SpleeterRT Versions Save

Real time monaural source separation base on fully convolutional neural network operates on Time-frequency domain.

v0.2-alpha

3 years ago

coefficients.7z contains 4 neural networks model files, they are for 2stems and 4stems VST DLL to read. For 4stems VST: The quality of _256 is much higher than _128 and the separation is much stable, however, the latency of 128 is half of the 256. For 2stems VST: The quality is somehow similar for _128 and _256, however, _64 offer minimum latency, quality is not bad at all, this version is highly optimized and close source.

Windows Installation:

Extract all files inside coefficients.7z to C:\Users\YOUR PROFILE->current step is only required for 4stems
Extract Spleeter_Win.7z to whatever your VST hosts search path is.
Load the VST .dll in any VST hosts.

Tested host: Adobe Audition, Audacity(x86), foobar2000 VST adapter.

Caution, x86 4stems VST are likely to get OOM and crashed, that's why I will not support VST3 4stems, VST3 usually cost more memory.

Mac Installation:

Install Intel MKL (Important, I suspect the .vst was dynamic linked)
Extract all files inside coefficients.7z to /Users/YOUR HOME DIRECTORY
Extract Spleeter_Mac_x64.zip to /Users/YOUR HOME DIRECTORY/Library/Audio/Plug-Ins/VST/ is.
Load the VST .dll in any VST hosts.

Tested host: Adobe Audition(x64), Audacity(x64).

Intrinsic latency of algorithm with STFT scheme: 256 -> ((F / Lap) * T * BufFactor) / Fs -> ((4096 / 4) * 256 * 2) / 44100 -> 11.8886 secs 128 -> ((F / Lap) * T * BufFactor) / Fs -> ((4096 / 4) * 128 * 2) / 44100 -> 5.9443 secs 64 -> ((F / Lap) * T * BufFactor) / Fs -> ((4096 / 4) * 64 * 2) / 44100 -> 2.9721 secs

Opinion:

2.9721 secs latency would be the lowest latency deep learning model-based monaural source separation algorithm I've ever seen!

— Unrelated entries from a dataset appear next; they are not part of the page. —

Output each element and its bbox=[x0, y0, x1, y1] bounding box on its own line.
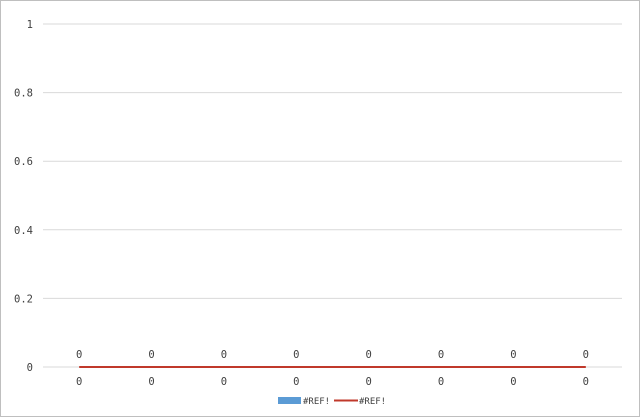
legend-bar-label: #REF! bbox=[303, 397, 330, 407]
x-tick-label: 0 bbox=[510, 376, 516, 388]
legend-line-label: #REF! bbox=[359, 397, 386, 407]
chart: 0 0.2 0.4 0.6 0.8 1 0 0 0 0 0 0 0 0 0 0 0 0 0 0 0 0 #REF! #… bbox=[0, 0, 640, 417]
x-tick-label: 0 bbox=[583, 376, 589, 388]
data-label: 0 bbox=[438, 349, 444, 361]
y-tick-label: 1 bbox=[27, 19, 33, 31]
data-label: 0 bbox=[76, 349, 82, 361]
data-label: 0 bbox=[366, 349, 372, 361]
x-tick-label: 0 bbox=[366, 376, 372, 388]
legend-bar-swatch bbox=[278, 397, 301, 404]
y-tick-label: 0.4 bbox=[14, 225, 33, 237]
x-tick-label: 0 bbox=[76, 376, 82, 388]
y-tick-label: 0.2 bbox=[14, 293, 33, 305]
x-tick-label: 0 bbox=[438, 376, 444, 388]
y-tick-label: 0.8 bbox=[14, 88, 33, 100]
x-tick-label: 0 bbox=[221, 376, 227, 388]
x-tick-label: 0 bbox=[148, 376, 154, 388]
y-tick-label: 0.6 bbox=[14, 156, 33, 168]
data-label: 0 bbox=[148, 349, 154, 361]
chart-border bbox=[0, 0, 640, 417]
data-label: 0 bbox=[293, 349, 299, 361]
x-tick-label: 0 bbox=[293, 376, 299, 388]
data-label: 0 bbox=[583, 349, 589, 361]
data-label: 0 bbox=[221, 349, 227, 361]
y-tick-label: 0 bbox=[27, 362, 33, 374]
data-label: 0 bbox=[510, 349, 516, 361]
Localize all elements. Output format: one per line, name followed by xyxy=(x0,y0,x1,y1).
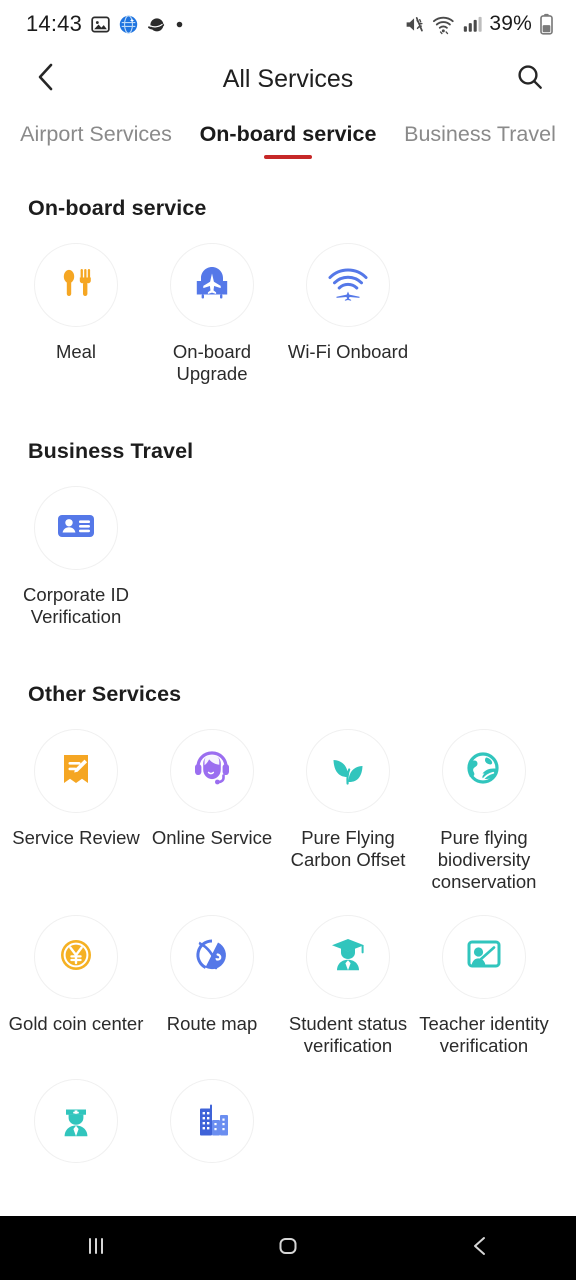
service-label: Meal xyxy=(55,341,97,362)
icon-circle xyxy=(170,1079,254,1163)
service-label: Pure Flying Carbon Offset xyxy=(290,827,406,870)
service-label: Online Service xyxy=(151,827,273,848)
page-title: All Services xyxy=(222,64,354,93)
service-label: Pure flying biodiversity conservation xyxy=(431,827,537,892)
icon-circle xyxy=(170,915,254,999)
mute-icon xyxy=(404,14,425,35)
icon-circle xyxy=(306,729,390,813)
nav-back-icon xyxy=(465,1231,495,1266)
service-label: Corporate ID Verification xyxy=(23,584,129,627)
android-nav-bar xyxy=(0,1216,576,1280)
tab-active-underline xyxy=(264,155,312,159)
service-item-gold-coin-center[interactable]: Gold coin center xyxy=(8,893,144,1057)
back-chevron-icon xyxy=(33,62,59,97)
service-item-nurse[interactable] xyxy=(8,1057,144,1177)
icon-circle xyxy=(34,486,118,570)
service-item-meal[interactable]: Meal xyxy=(8,221,144,385)
tab-business-travel[interactable]: Business Travel xyxy=(384,122,576,159)
search-icon xyxy=(515,62,545,97)
service-label: On-board Upgrade xyxy=(172,341,252,384)
wifi-plane-icon xyxy=(325,263,371,308)
services-scroll-area[interactable]: On-board service Meal On-board Upgrade W… xyxy=(0,170,576,1280)
review-bookmark-icon xyxy=(56,748,96,795)
service-item-teacher-identity-verification[interactable]: Teacher identity verification xyxy=(416,893,552,1057)
nurse-icon xyxy=(54,1097,98,1146)
battery-percent: 39% xyxy=(489,12,532,35)
service-item-online-service[interactable]: Online Service xyxy=(144,707,280,893)
icon-circle xyxy=(34,729,118,813)
teacher-board-icon xyxy=(462,933,506,982)
service-label: Wi-Fi Onboard xyxy=(287,341,409,362)
service-item-buildings[interactable] xyxy=(144,1057,280,1177)
id-card-icon xyxy=(55,505,97,552)
back-button[interactable] xyxy=(26,59,66,99)
tab-label: On-board service xyxy=(199,122,377,146)
image-icon xyxy=(91,15,110,34)
route-globe-icon xyxy=(190,933,234,982)
service-item-on-board-upgrade[interactable]: On-board Upgrade xyxy=(144,221,280,385)
service-label: Teacher identity verification xyxy=(419,1013,549,1056)
service-item-service-review[interactable]: Service Review xyxy=(8,707,144,893)
dot-icon xyxy=(175,20,184,29)
gold-coin-icon xyxy=(55,934,97,981)
tab-airport-services[interactable]: Airport Services xyxy=(0,122,192,159)
phone-screen: 14:43 39% All Services Airport Services … xyxy=(0,0,576,1280)
wifi-icon xyxy=(432,14,455,35)
icon-circle xyxy=(306,915,390,999)
leaves-icon xyxy=(326,747,370,796)
service-item-corporate-id-verification[interactable]: Corporate ID Verification xyxy=(8,464,144,628)
status-time: 14:43 xyxy=(26,11,83,36)
home-icon xyxy=(273,1231,303,1266)
icon-circle xyxy=(170,729,254,813)
status-bar-right: 39% xyxy=(404,12,554,36)
meal-icon xyxy=(54,261,98,310)
planet-icon xyxy=(147,15,166,34)
service-label: Gold coin center xyxy=(8,1013,144,1034)
recents-button[interactable] xyxy=(56,1216,136,1280)
service-item-student-status-verification[interactable]: Student status verification xyxy=(280,893,416,1057)
service-grid-on-board: Meal On-board Upgrade Wi-Fi Onboard xyxy=(0,221,576,385)
tab-label: Business Travel xyxy=(404,122,556,146)
service-label: Service Review xyxy=(12,827,140,848)
headset-agent-icon xyxy=(190,747,234,796)
service-label: Route map xyxy=(166,1013,258,1034)
globe-leaf-icon xyxy=(462,747,506,796)
service-item-pure-flying-biodiversity[interactable]: Pure flying biodiversity conservation xyxy=(416,707,552,893)
signal-icon xyxy=(462,14,482,34)
service-item-pure-flying-carbon-offset[interactable]: Pure Flying Carbon Offset xyxy=(280,707,416,893)
icon-circle xyxy=(34,915,118,999)
tab-bar: Airport Services On-board service Busine… xyxy=(0,110,576,170)
service-grid-other-services: Service Review Online Service Pure Flyin… xyxy=(0,707,576,1177)
status-bar-left: 14:43 xyxy=(26,11,184,37)
graduate-icon xyxy=(326,933,370,982)
status-bar: 14:43 39% xyxy=(0,0,576,48)
tab-on-board-service[interactable]: On-board service xyxy=(192,122,384,159)
recent-apps-icon xyxy=(81,1231,111,1266)
home-button[interactable] xyxy=(248,1216,328,1280)
app-bar: All Services xyxy=(0,48,576,110)
buildings-icon xyxy=(190,1097,234,1146)
icon-circle xyxy=(34,243,118,327)
icon-circle xyxy=(442,729,526,813)
service-item-route-map[interactable]: Route map xyxy=(144,893,280,1057)
tab-label: Airport Services xyxy=(20,122,172,146)
icon-circle xyxy=(306,243,390,327)
battery-icon xyxy=(539,13,554,35)
icon-circle xyxy=(442,915,526,999)
section-title-on-board-service: On-board service xyxy=(28,196,207,220)
icon-circle xyxy=(34,1079,118,1163)
plane-upgrade-icon xyxy=(190,261,234,310)
icon-circle xyxy=(170,243,254,327)
section-title-business-travel: Business Travel xyxy=(28,439,194,463)
nav-back-button[interactable] xyxy=(440,1216,520,1280)
globe-icon xyxy=(119,14,138,34)
service-item-wifi-onboard[interactable]: Wi-Fi Onboard xyxy=(280,221,416,385)
search-button[interactable] xyxy=(510,59,550,99)
section-title-other-services: Other Services xyxy=(28,682,182,706)
service-grid-business-travel: Corporate ID Verification xyxy=(0,464,576,628)
service-label: Student status verification xyxy=(288,1013,408,1056)
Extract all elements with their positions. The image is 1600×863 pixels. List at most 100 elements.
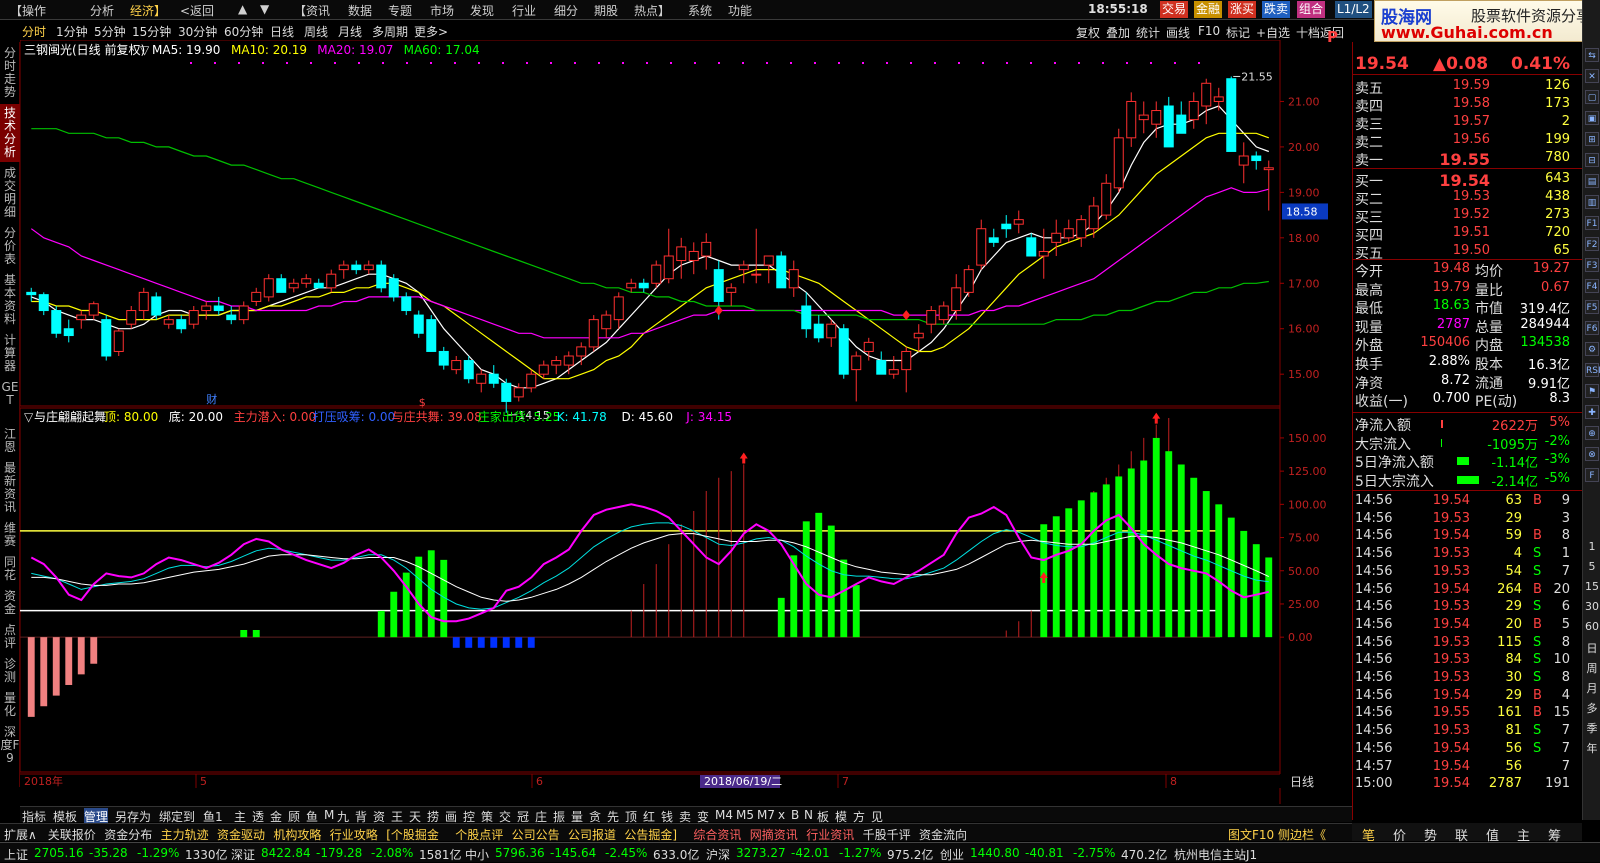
toolbar-6[interactable]: +自选 (1256, 24, 1290, 41)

Since Spleeter is STFT image segmentation network, we don't have to deal with time frame boundary effect like Demucs and there is very high chance to get nonlinear distortion from output like Wave-U-Net and Demucs. Spleeter may have boundary effect, but not in the way like time domain "adding" impulse to your signal.

Above instructions was design for online(VST) version, for the offline version(SpleeterRT_windows_offline.7z) You just need to extract the .exe file on elsewhere and use CLI to playaround.

v0.1-alpha

3 years ago

.7z package contains 2 DLL file, Spleeter4Stems_128.dll and Spleeter4Stems_256.dll are the same in functionality. The quality of _256 is much higher than _128 and the separation is much stable, however, the latency of 128 is half of the 256.

Installation:

Extract .7z
Copy accompaniment4stems.dat, bass4stems.dat, drum4stems.dat, vocal4stems.dat to C:\Users\YOUR PROFILE
Load the VST .dll in any VST hosts.

Tested host: Adobe Audition, Audacity, foobar2000 VST adapter.